Canadian Buy Side Point to Broker
A Canadian buy-side push to scrutinize brokers still show that the sell-side matters.
The holy trinity of Canadian market participants rage on in debate today. Canadian buy side, sell side, and regulators are constantly revamping market structure in a domestic market that is growing increasingly complex.
One controversial topic for 2012 remains the uncertainty over whether there will be an increasing emergence of dark venues for Canadian buy-side traders. For now, market sentiment remains mixed, with only a couple dark vendors currently owning Canadian market share, according to research provider, Linedata. The country’s main dark providers continue to be Liquidnet, with less than 1%, and Match Now with 2.5% of market share.
“There’s always been a priority for lit versus dark liquidity regarding an order is at the same price,” said Chris Sparrow, a Canadian capital markets observer.

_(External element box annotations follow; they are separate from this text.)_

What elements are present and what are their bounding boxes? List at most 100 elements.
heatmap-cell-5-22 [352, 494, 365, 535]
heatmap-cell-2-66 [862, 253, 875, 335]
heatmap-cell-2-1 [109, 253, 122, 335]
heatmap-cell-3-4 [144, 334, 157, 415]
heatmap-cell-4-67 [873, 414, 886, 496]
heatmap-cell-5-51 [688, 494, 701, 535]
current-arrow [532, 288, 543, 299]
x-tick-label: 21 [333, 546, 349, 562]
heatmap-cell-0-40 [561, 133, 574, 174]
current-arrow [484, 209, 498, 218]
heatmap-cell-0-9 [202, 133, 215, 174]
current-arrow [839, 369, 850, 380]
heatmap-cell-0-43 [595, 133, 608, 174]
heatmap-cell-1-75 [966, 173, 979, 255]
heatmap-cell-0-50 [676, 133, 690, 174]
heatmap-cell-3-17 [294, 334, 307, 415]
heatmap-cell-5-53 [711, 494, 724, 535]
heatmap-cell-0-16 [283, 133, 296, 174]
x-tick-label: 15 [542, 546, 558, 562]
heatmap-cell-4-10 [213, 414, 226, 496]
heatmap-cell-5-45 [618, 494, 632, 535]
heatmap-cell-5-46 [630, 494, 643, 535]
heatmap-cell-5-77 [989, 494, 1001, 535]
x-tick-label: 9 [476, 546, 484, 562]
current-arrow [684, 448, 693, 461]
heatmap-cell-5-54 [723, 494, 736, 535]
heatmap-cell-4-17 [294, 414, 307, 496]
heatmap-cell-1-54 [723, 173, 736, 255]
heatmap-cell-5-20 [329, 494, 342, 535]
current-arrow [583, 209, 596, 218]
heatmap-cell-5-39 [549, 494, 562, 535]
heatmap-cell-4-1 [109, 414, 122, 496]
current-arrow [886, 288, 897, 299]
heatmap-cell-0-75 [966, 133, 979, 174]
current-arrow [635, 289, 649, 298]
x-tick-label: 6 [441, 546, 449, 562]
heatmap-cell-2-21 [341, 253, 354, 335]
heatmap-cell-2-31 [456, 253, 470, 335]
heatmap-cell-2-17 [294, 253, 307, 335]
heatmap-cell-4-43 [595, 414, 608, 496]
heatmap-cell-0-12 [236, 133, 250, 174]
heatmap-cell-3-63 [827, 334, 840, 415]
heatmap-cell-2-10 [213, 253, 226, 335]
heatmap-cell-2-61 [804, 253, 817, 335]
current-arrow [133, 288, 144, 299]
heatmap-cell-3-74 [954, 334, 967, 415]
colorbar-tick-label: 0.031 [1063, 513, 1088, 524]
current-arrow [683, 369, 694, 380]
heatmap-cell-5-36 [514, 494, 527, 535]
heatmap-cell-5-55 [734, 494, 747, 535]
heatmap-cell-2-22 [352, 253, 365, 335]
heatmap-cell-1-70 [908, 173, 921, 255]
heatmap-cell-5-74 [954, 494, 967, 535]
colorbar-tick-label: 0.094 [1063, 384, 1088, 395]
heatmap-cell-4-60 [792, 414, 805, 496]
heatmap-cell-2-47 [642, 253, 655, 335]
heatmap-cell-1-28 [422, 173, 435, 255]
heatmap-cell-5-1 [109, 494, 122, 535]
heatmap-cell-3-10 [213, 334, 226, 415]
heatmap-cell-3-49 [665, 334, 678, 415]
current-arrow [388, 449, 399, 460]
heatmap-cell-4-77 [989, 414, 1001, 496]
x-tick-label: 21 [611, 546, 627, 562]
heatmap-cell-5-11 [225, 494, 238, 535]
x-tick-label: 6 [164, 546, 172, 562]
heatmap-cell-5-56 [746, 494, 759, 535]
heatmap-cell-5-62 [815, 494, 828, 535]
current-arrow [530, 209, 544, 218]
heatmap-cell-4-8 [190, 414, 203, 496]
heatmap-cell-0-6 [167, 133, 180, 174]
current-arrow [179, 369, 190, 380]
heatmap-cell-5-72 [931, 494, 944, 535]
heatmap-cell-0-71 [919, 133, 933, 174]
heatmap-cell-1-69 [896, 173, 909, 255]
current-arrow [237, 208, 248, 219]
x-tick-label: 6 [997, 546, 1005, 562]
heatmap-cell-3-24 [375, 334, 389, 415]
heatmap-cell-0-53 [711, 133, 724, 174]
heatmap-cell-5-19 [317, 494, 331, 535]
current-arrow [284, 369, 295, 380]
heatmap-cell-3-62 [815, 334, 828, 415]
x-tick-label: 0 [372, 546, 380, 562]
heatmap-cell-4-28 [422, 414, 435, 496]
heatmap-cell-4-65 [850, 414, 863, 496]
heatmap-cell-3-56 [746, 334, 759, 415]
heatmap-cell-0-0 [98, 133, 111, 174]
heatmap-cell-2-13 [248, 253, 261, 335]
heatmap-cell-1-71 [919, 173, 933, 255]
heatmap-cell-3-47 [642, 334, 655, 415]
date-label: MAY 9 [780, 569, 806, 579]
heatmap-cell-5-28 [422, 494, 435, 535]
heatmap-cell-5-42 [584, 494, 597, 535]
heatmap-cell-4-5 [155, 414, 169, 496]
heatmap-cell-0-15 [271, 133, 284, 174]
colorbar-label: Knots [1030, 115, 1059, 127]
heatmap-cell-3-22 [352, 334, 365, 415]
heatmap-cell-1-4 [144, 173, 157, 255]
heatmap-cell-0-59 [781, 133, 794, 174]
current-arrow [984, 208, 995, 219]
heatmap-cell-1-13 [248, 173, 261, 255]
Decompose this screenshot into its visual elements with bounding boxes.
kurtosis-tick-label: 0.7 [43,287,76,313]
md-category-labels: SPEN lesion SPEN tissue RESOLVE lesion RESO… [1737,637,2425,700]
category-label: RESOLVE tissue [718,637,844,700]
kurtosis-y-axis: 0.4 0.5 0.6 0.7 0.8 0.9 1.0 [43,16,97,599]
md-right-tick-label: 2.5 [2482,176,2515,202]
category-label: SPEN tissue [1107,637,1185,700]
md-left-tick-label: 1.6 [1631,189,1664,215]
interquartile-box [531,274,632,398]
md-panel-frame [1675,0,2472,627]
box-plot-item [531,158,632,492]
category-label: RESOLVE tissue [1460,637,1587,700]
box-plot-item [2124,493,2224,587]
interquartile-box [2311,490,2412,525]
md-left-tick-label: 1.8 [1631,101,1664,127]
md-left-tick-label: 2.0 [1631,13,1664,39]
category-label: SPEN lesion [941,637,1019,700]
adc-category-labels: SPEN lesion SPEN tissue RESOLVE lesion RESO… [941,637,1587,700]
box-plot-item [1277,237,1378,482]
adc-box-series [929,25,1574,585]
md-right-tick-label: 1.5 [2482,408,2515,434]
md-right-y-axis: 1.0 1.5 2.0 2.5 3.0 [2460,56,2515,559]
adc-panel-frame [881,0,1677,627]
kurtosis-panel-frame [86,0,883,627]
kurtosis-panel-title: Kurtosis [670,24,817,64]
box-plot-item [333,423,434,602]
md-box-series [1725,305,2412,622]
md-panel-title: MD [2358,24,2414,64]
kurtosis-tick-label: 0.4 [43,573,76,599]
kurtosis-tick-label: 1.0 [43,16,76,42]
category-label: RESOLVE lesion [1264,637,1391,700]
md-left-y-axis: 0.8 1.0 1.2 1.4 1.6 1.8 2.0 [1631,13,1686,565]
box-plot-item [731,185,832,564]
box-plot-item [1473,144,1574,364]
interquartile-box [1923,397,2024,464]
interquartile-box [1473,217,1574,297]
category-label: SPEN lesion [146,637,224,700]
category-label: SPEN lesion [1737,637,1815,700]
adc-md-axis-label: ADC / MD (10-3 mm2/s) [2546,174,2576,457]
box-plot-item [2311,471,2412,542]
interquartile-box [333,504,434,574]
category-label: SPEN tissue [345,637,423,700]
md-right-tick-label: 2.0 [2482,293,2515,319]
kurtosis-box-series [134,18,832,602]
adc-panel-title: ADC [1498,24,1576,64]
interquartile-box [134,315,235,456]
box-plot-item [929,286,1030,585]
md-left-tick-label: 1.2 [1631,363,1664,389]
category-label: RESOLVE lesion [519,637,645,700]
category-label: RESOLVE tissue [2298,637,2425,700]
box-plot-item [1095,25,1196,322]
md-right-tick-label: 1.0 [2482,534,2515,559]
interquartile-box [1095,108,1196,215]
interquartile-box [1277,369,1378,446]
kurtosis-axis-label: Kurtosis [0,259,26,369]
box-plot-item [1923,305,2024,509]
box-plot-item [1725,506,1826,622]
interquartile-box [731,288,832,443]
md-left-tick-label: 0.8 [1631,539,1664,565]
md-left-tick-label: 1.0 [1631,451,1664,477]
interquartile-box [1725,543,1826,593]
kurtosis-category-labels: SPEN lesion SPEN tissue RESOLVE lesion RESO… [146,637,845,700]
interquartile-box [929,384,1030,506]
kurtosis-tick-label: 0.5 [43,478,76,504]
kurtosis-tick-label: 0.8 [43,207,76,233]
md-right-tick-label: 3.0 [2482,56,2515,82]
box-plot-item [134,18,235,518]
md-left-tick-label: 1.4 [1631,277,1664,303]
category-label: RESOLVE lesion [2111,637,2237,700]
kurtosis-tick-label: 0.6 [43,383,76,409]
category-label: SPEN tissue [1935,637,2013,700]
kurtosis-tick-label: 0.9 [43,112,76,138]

Perhaps one of the main reasons for slow dark pool growth in Canada is that buy-side traders are increasingly concerned over information leakage, and gathering more granular data on trades.
“As trades become more complex, such as the emergence of parent-child orders, or ‘high-touch’ orders, buy-siders increasingly have shown concern over knowing the ins-and-outs of the dispersion of their orders—where they were routed, executed and in which sequence,” said a source.
Due to the increasingly electronic nature of trading today, market participants might think that the role of brokers will dwindle. In actuality, the role of brokers—as we know it—will dwindle, but the buy-side should expect more broker activity will surge as an attempt to provide value in an ever-changing market environment.
“Brokers ultimately bear the responsibility for their client’s access to the market and there are policies in place, by the Canadian regulators, to shut down a strategy if it goes wrong,” Sparrow said. “And since regulators are at the forefront of market structure talk in Canada, people should expect that the sell-side will incur great costs to implement tools for their clients not to be a regulatory liability.”
Per usual, one group that benefits from change is technology and compliance providers. Transaction cost analysis (TCA), or the process of analyzing spreads on exchange transactions and broker fees continues to be an in-demand service offered by vendor to buy-side trader.
“TCA goes a long way towards helping buy-side traders understanding the quality, liquidity, or character of a particular venue,” said the source.
Reducing trading costs will remain paramount in the year ahead for buy-side traders, according to Milos Vukovic, vice president of investment strategy at RBC Asset Management.